When she first appeared on the music scene, she was a crazy singer who wore insane costumes. Her song “Just Dance” was my guilty pleasure. I just couldn’t get enough of it, despite some embarrassment and my chasm-like separation between pop music and the words “quality art form.”

But somewhere between “Poker Face” and “Paparazzi,” a real relationship between Gaga and me grew. And when “Bad Romance” came along, it was official: She had become one of my favorite musical artists, and now there is nothing guilty about the pleasure I get from listening to her.

Reality television exemplifies another occurance of the pleasure-interest shift.. Shows like “The Hills,” or more recently “Jersey Shore,” always seem to start out as guilty pleasures, or maybe even as shows that one watches simply to make fun of the characters and their situations — no pun intended.

But inevitably, we begin to care about these characters, and what was once a guilty pleasure becomes hard to live without. A missed episode means not just a missed opportunity to indulge in our guilty pleasures, but also an unexpected sense of emptiness and disappointment.

Of course, some things must forever remain guilty pleasures, because openly liking “Hannah Montana” and the Jonas Brothers as a college student will never be socially acceptable.

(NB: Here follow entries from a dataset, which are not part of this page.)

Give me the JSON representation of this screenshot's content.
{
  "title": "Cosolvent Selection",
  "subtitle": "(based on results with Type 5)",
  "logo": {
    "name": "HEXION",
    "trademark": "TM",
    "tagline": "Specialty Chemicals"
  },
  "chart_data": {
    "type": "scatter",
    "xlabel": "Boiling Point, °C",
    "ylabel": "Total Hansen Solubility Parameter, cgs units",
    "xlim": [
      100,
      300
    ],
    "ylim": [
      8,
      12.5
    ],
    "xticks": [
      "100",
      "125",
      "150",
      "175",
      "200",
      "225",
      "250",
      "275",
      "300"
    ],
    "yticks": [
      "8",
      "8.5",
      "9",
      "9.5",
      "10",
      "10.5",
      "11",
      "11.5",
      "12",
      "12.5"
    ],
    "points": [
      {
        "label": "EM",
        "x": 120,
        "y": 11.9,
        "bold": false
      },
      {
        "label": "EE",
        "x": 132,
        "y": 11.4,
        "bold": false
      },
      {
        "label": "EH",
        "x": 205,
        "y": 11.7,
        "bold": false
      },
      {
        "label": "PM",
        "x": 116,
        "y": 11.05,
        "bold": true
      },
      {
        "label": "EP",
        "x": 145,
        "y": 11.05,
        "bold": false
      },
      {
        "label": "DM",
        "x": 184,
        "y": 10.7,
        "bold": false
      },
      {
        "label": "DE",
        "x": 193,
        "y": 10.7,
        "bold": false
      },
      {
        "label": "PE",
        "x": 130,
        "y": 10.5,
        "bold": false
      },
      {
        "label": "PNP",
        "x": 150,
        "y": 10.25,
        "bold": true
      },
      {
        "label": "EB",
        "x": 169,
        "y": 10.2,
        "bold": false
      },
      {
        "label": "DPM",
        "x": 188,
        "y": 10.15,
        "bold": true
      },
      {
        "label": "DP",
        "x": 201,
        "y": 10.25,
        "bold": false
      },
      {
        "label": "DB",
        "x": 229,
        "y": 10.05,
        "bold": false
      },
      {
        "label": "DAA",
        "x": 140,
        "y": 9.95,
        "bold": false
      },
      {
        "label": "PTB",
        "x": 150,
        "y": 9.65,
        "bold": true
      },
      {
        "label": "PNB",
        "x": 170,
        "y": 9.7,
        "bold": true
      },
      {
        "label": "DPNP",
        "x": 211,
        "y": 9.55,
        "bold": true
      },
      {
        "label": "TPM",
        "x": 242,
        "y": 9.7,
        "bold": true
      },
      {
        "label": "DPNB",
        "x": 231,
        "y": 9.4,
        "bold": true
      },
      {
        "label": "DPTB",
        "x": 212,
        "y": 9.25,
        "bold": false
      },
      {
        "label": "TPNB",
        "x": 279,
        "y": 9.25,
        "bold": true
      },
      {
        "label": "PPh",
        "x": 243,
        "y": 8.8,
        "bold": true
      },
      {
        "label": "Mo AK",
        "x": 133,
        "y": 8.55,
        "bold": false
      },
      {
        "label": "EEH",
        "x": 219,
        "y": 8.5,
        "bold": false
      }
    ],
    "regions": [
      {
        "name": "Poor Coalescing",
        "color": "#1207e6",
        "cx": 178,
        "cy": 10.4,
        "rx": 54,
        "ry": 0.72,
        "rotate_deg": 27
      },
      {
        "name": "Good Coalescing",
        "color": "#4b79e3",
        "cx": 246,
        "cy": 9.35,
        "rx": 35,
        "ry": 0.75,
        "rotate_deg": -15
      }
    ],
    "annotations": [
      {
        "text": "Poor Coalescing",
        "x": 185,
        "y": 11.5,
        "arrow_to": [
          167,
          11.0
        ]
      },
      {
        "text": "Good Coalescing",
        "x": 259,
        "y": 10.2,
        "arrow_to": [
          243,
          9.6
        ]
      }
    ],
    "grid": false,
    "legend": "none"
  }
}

But most people will even admit to those silly little indulgences. The kinds of guilty pleasures that we really don’t want people to know about — that it would be legitimately humiliating if people were to find out about — are of a somewhat different nature.

I asked my friends, and they agreed that their guiltiest pleasure is Facebook. You might be thinking about those silly Social Interview questions, or applications like Farmville, but most of the people that I questioned admitted that the guiltiest pleasure of all is using Facebook profiles as a tool to stalk people they barely know.

We’ve all done it, and we all have our different reasons. We may be entertained by the pictures of particularly well-dressed or fun-loving people, or perhaps we’re enthralled by the status updates of our especially philosophically inclined Facebook friends, or we might simply want to see how people’s lives have changed since we last saw them.

But if these people, who fall somewhere between acquaintances and strangers, ever knew the level of our stalking abilities, things would get really weird really fast. Maybe the thrill that we get from being fully aware of how creepy we are is part of the reason we indulge in this guiltiest of pleasures.

But as long as we can admit our guilty pleasures to ourselves, there’s not any real harm done. Everyone needs some way to indulge his or her innermost desires, and if listening to Lady Gaga or clicking through 400 pictures of someone you’ve never met fulfills even a little of that desire, I say it’s a healthy thing.

It’s best to accept our guilty pleasures, even if we don’t feel entirely comfortable disclosing them to the world, because we’ve all got a little secret weirdness inside of us. Who knows what would happen if we didn’t have these harmless ways of expressing it.